O presidente Luiz Inácio Lula da Silva embarcou no domingo, 14 de junho de 2026, rumo à França para representar o Brasil na Cúpula do G7, que ocorre em Biarritz. A viagem, prevista para terminar na quarta-feira, 18 de junho, inclui reuniões bilaterais e discussões sobre temas centrais da agenda global. Durante o período, o vice-presidente Geraldo Alckmin assume a Presidência interinamente. O evento reúne líderes como o japonês Shigeru Ishiba, o francês Emmanuel Macron e o norte-americano Donald Trump.
Agenda de discussões no G7
Os encontros priorizam a economia global, as mudanças climáticas e a segurança internacional. Lula deve apresentar a posição brasileira sobre esses assuntos durante as sessões plenárias e nos encontros bilaterais. A escolha de Biarritz como sede reforça o papel da França na coordenação de debates multilaterais. A presença do Brasil busca ampliar a influência do país em decisões que afetam economias emergentes.

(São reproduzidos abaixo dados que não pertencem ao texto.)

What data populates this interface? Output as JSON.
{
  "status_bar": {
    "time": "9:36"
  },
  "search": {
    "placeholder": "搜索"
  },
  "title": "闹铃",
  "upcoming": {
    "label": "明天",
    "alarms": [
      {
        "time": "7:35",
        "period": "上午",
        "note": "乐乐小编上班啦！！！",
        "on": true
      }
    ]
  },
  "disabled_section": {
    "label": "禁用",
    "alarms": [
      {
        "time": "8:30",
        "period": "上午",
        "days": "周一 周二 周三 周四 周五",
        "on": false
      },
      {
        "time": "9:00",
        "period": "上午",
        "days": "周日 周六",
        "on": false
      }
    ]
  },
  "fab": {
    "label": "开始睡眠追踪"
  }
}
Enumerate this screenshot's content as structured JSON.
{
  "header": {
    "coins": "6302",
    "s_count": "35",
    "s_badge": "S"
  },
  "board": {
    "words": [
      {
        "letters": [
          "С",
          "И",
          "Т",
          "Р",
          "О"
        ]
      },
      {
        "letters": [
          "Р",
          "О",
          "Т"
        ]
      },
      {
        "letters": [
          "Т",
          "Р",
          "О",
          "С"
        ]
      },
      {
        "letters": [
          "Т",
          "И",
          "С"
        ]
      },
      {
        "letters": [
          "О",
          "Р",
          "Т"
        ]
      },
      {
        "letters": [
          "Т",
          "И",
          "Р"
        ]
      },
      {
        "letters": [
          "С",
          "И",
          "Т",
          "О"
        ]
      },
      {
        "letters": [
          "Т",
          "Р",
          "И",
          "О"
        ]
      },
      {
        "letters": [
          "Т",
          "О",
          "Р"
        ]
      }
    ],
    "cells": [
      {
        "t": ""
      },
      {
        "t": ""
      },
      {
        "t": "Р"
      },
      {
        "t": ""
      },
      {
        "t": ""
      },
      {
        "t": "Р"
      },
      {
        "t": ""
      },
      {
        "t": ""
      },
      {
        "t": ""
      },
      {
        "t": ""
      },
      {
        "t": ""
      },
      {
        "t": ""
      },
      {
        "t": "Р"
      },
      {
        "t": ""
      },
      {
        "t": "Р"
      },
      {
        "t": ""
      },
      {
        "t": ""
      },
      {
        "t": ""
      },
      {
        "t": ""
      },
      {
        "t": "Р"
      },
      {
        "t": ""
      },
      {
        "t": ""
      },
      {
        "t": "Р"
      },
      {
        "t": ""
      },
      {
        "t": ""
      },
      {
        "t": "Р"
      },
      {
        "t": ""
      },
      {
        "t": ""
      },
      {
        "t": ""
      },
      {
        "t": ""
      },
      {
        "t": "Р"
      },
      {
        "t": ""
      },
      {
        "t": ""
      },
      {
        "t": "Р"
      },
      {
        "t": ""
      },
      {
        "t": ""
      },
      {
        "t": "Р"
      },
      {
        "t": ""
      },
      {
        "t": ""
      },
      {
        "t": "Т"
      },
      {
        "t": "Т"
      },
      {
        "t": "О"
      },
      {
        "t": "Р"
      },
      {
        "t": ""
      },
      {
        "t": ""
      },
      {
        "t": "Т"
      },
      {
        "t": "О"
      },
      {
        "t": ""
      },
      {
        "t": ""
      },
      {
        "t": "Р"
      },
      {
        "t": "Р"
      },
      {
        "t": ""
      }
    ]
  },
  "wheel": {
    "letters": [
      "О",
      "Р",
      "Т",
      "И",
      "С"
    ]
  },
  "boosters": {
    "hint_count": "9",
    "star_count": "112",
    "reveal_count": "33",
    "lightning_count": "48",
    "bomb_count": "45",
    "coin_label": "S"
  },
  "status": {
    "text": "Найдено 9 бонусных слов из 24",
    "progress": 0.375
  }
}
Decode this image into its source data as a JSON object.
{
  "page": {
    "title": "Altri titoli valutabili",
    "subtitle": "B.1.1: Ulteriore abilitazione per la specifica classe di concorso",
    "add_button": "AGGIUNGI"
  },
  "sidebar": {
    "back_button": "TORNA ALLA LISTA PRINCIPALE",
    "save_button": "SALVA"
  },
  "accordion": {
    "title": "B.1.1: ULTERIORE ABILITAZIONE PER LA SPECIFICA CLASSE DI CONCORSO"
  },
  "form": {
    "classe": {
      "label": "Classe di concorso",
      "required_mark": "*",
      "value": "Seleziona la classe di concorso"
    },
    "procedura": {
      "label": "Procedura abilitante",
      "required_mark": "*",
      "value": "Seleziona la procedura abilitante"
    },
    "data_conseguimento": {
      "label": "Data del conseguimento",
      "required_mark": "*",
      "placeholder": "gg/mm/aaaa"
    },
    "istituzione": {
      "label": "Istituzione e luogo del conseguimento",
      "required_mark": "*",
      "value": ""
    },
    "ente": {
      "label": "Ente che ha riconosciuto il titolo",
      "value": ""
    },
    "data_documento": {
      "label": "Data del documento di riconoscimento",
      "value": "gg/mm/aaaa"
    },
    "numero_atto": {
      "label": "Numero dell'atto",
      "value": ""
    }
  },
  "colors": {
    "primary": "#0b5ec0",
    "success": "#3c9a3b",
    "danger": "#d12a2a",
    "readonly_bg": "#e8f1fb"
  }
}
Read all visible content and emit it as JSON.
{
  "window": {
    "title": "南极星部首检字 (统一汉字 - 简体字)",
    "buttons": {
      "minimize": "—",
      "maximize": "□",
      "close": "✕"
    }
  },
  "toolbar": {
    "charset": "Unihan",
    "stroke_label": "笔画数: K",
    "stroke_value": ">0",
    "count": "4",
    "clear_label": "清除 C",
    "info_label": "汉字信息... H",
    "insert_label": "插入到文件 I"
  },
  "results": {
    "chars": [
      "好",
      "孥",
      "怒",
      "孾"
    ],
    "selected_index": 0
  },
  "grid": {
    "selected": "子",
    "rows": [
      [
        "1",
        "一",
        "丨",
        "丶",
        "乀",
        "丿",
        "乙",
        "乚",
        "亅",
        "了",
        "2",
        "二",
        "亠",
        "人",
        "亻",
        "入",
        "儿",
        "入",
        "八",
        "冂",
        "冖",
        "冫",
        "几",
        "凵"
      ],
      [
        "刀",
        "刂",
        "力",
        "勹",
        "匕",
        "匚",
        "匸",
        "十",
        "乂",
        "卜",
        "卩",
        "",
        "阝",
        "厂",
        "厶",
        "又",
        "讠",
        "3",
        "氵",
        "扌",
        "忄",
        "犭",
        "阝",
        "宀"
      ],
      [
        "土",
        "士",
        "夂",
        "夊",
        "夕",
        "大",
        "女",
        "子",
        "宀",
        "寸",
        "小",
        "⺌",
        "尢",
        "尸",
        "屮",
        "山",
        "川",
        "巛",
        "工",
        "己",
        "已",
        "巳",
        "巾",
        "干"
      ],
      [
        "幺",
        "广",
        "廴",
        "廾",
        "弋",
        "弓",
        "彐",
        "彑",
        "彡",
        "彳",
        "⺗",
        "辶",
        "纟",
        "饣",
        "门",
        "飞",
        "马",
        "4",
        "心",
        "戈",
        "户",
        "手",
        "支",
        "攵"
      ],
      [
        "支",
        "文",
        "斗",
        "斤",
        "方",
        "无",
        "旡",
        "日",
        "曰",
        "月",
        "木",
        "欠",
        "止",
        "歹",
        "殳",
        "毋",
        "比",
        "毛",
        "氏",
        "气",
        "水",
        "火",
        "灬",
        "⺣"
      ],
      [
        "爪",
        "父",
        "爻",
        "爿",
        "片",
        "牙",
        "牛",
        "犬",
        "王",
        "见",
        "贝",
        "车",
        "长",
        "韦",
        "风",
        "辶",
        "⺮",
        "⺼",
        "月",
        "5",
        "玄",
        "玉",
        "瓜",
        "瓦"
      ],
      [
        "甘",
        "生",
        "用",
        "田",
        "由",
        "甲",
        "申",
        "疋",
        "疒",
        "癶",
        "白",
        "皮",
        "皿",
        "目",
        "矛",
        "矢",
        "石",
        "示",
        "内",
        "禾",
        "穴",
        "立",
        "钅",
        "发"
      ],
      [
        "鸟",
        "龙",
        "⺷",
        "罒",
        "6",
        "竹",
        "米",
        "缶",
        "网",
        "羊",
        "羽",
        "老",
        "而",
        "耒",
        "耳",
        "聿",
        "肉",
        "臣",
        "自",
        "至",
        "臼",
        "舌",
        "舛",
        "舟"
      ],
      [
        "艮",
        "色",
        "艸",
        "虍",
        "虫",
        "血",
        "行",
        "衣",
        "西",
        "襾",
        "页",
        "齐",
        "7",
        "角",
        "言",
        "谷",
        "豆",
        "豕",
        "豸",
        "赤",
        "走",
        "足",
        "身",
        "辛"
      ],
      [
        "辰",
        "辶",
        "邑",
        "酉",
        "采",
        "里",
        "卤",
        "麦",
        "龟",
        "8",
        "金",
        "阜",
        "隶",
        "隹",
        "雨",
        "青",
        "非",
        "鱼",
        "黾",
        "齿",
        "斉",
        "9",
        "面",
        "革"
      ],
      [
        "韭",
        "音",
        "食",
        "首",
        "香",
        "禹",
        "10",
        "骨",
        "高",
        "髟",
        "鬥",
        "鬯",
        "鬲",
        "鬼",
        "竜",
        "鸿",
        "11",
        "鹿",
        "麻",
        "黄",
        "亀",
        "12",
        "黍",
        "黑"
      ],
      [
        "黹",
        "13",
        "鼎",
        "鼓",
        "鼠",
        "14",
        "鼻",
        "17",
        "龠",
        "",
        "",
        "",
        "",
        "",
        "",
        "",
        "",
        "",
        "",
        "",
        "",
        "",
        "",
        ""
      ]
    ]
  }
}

Participação de líderes internacionais
Além das reuniões coletivas, Lula mantém agendas reservadas com Ishiba, Macron e Trump. Esses diálogos visam alinhar posições sobre comércio, transição energética e estabilidade geopolítica. O governo brasileiro destaca a importância de ouvir diferentes visões para construir consensos. A programação segue até a quarta-feira, quando o presidente retorna ao Brasil.
Transição na Presidência
Com a saída de Lula, Alckmin coordena os assuntos internos do Executivo até o retorno do titular. A medida segue o previsto na Constituição para ausências temporárias do chefe de Estado. O vice-presidente mantém contatos com ministros e monitora pautas legislativas em andamento. Essa estrutura garante continuidade administrativa durante a participação brasileira na cúpula.